I guess having a native version of vortex would maybe be worthwhile for those playing native games.

 

But if talking about a native version of vortex that can manage windows games being played under wine/lutris/bottles/proton/etc I don't see a huge advantage over just running it under wine (etc). Am I missing something? I mean, sure, if someone really went above and beyond and handled a lot of complexity like covering all the {native-game,game-in-wine,game-in-bottles,game-in-lutris,game-in-proton,flatpak,snap,etc} scenarios as Tannin hinted at, then it would probably be much simpler for newcomers and save them from having to install it under wine/lutris/proton.

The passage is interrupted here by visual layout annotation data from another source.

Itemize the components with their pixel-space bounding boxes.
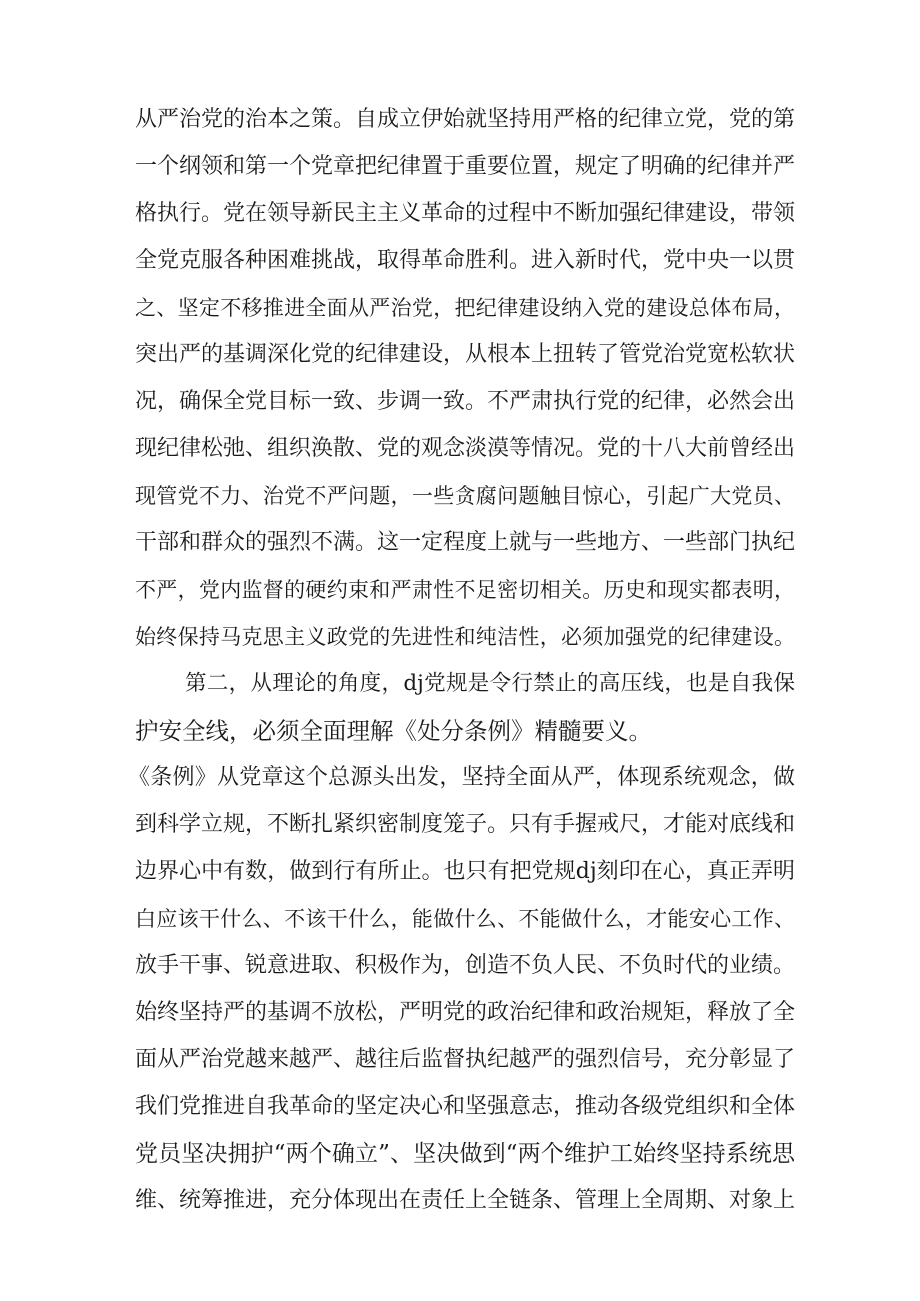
text-line: 现管党不力、治党不严问题，一些贪腐问题触目惊心，引起广大党员、 (135, 484, 795, 508)
text-line: 放手干事、锐意进取、积极作为，创造不负人民、不负时代的业绩。 (135, 953, 796, 978)
text-line: 白应该干什么、不该干什么，能做什么、不能做什么，才能安心工作、 (135, 907, 795, 931)
text-line: 格执行。党在领导新民主主义革命的过程中不断加强纪律建设，带领 (135, 201, 796, 226)
text-line: 到科学立规，不断扎紧织密制度笼子。只有手握戒尺，才能对底线和 (135, 812, 796, 837)
text-line: 边界心中有数，做到行有所止。也只有把党规dj刻印在心，真正弄明 (135, 859, 795, 884)
text-line: 况，确保全党目标一致、步调一致。不严肃执行党的纪律，必然会出 (135, 389, 796, 414)
text-line: 从严治党的治本之策。自成立伊始就坚持用严格的纪律立党，党的第 (135, 107, 796, 132)
text-line: 我们党推进自我革命的坚定决心和坚强意志，推动各级党组织和全体 (135, 1094, 796, 1119)
text-line: 始终保持马克思主义政党的先进性和纯洁性，必须加强党的纪律建设。 (135, 625, 795, 649)
text-line: 维、统筹推进，充分体现出在责任上全链条、管理上全周期、对象上 (135, 1188, 796, 1213)
text-line: 之、坚定不移推进全面从严治党，把纪律建设纳入党的建设总体布局， (135, 296, 795, 320)
section-heading-line: 第二，从理论的角度，dj党规是令行禁止的高压线，也是自我保 (185, 671, 795, 696)
text-line: 面从严治党越来越严、越往后监督执纪越严的强烈信号，充分彰显了 (135, 1047, 796, 1072)
text-line: 党员坚决拥护“两个确立”、坚决做到“两个维护工始终坚持系统思 (135, 1141, 795, 1167)
text-line: 不严，党内监督的硬约束和严肃性不足密切相关。历史和现实都表明， (135, 578, 795, 602)
text-line: 一个纲领和第一个党章把纪律置于重要位置，规定了明确的纪律并严 (135, 154, 796, 179)
text-line: 现纪律松弛、组织涣散、党的观念淡漠等情况。党的十八大前曾经出 (135, 436, 796, 461)
section-heading-line: 护安全线，必须全面理解《处分条例》精髓要义。 (135, 717, 652, 745)
text-line: 干部和群众的强烈不满。这一定程度上就与一些地方、一些部门执纪 (135, 530, 796, 555)
text-line: 突出严的基调深化党的纪律建设，从根本上扭转了管党治党宽松软状 (135, 342, 796, 367)
text-line: 《条例》从党章这个总源头出发，坚持全面从严，体现系统观念，做 (128, 765, 795, 790)
text-line: 全党克服各种困难挑战，取得革命胜利。进入新时代，党中央一以贯 (135, 248, 796, 273)
text-line: 始终坚持严的基调不放松，严明党的政治纪律和政治规矩，释放了全 (135, 1000, 796, 1025)
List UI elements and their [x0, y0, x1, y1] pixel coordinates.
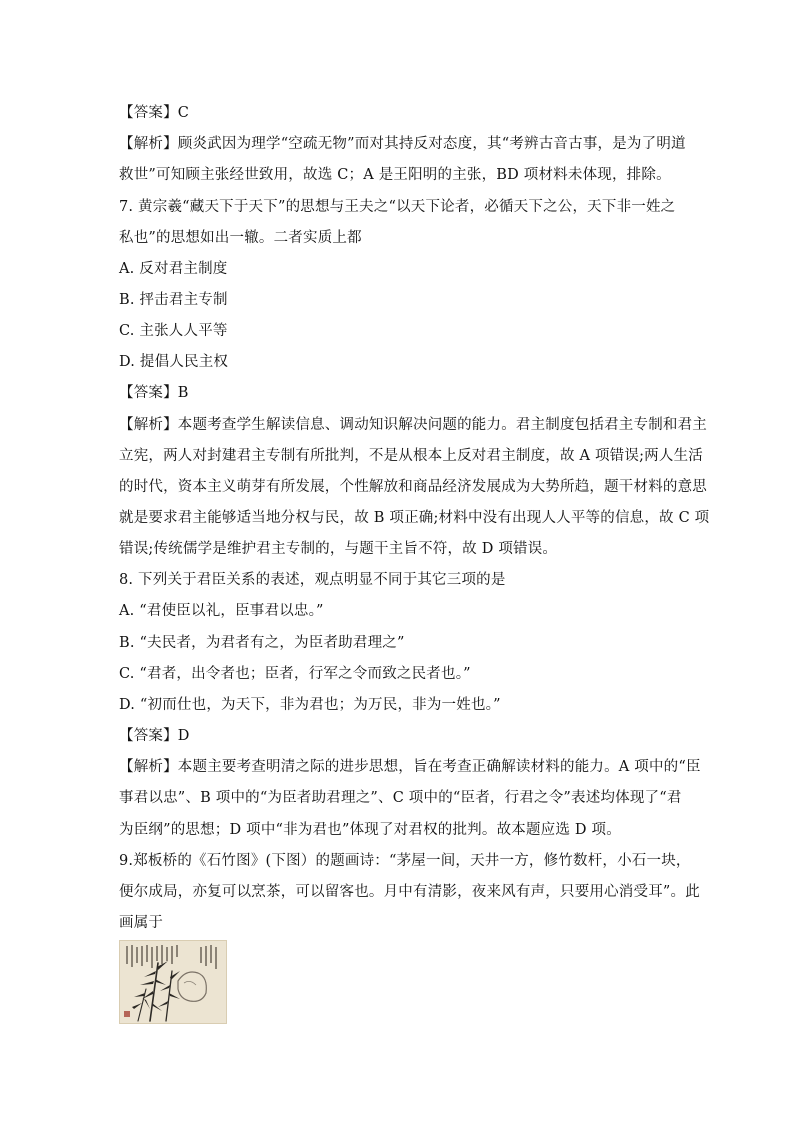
option-a: A. “君使臣以礼，臣事君以忠。” [119, 603, 324, 619]
option-c: C. “君者，出令者也；臣者，行军之令而致之民者也。” [119, 666, 471, 682]
answer-label: 【答案】B [119, 385, 189, 401]
option-b: B. “夫民者，为君者有之，为臣者助君理之” [119, 635, 405, 651]
question-text: 8. 下列关于君臣关系的表述，观点明显不同于其它三项的是 [119, 572, 506, 588]
bamboo-painting-svg [120, 941, 226, 1023]
explanation-line: 立宪，两人对封建君主专制有所批判，不是从根本上反对君主制度，故 A 项错误;两人生活 [119, 448, 703, 464]
explanation-line: 【解析】顾炎武因为理学“空疏无物”而对其持反对态度，其“考辨古音古事，是为了明道 [119, 136, 686, 152]
explanation-line: 救世”可知顾主张经世致用，故选 C；A 是王阳明的主张，BD 项材料未体现，排除。 [119, 167, 671, 183]
explanation-line: 就是要求君主能够适当地分权与民，故 B 项正确;材料中没有出现人人平等的信息，故 C 项 [119, 510, 710, 526]
answer-label: 【答案】D [119, 728, 190, 744]
question-text: 9.郑板桥的《石竹图》(下图）的题画诗：“茅屋一间，天井一方，修竹数杆，小石一块， [119, 853, 691, 869]
question-text: 画属于 [119, 915, 164, 931]
answer-label: 【答案】C [119, 105, 190, 121]
bamboo-painting-image [119, 940, 227, 1024]
explanation-line: 事君以忠”、B 项中的“为臣者助君理之”、C 项中的“臣者，行君之令”表述均体现了“君 [119, 790, 682, 806]
explanation-line: 【解析】本题考查学生解读信息、调动知识解决问题的能力。君主制度包括君主专制和君主 [119, 417, 707, 433]
option-d: D. 提倡人民主权 [119, 354, 229, 370]
explanation-line: 【解析】本题主要考查明清之际的进步思想，旨在考查正确解读材料的能力。A 项中的“臣 [119, 759, 701, 775]
option-b: B. 抨击君主专制 [119, 292, 228, 308]
question-text: 7. 黄宗羲“藏天下于天下”的思想与王夫之“以天下论者，必循天下之公，天下非一姓之 [119, 199, 676, 215]
option-d: D. “初而仕也，为天下，非为君也；为万民，非为一姓也。” [119, 697, 501, 713]
option-c: C. 主张人人平等 [119, 323, 228, 339]
question-text: 便尔成局，亦复可以烹茶，可以留客也。月中有清影，夜来风有声，只要用心消受耳”。此 [119, 884, 700, 900]
option-a: A. 反对君主制度 [119, 261, 228, 277]
explanation-line: 错误;传统儒学是维护君主专制的，与题干主旨不符，故 D 项错误。 [119, 541, 558, 557]
explanation-line: 的时代，资本主义萌芽有所发展，个性解放和商品经济发展成为大势所趋，题干材料的意思 [119, 479, 707, 495]
explanation-line: 为臣纲”的思想；D 项中“非为君也”体现了对君权的批判。故本题应选 D 项。 [119, 822, 621, 838]
question-text: 私也”的思想如出一辙。二者实质上都 [119, 230, 362, 246]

No argument that it would be cool to have one app that could manage it all vs having to manually deal with symlinks between different wineprefixes.

 

But as far as Vortex under wine, I've used it under wine in the past and don't remember any major issues, there's a winehq report from June 2023 says that basically all core functionality works.

 

Out of curiosity, I just tried reinstalling in a wine prefix after doing

WINEPREFIX="/path/to/wineprefix" winetricks dotnet6

and then let Vortex run the fix dotnet thing on first launch. I didn't test it very thoroughly or anything but launched fine after that and seemed to find my game (Morrowind) without any issue. Might try it out more as I get time but so far so good.

 

Even worked while running wine in firejail if you want to secure the wineprefix.

 

----

 

Edit: from tajetaje's suggestion, I also read up on the new NexusMods.App a bit and looked through it a little on github. Didn't run it as the impression I got from looking thru the github issues and such was that it is extremely early development and needs some time to add in basic things. Is good to see that there is at least an interest in being cross-platform but things like the last line here (emphasis mine):

 

 

Q: I see tests run on Linux, Windows and OSX, are you targeting all those platforms?

A: Yes, the CLI runs on these platforms and we run our CI on each of these OSes. What games are supported on these platforms (e.g. do we support Skyrim through Wine on Linux?) is yet to be determined.

 

 

Make it seem like something that could just as easily get axed or relegated to second-class citizen or "maybe later" by the time things get released. Not trying to be pessimistic but I've been burned on Linux-support promises elsewhere in the past and refuse to get my hopes up anymore. So would be appreciated but will see how it goes.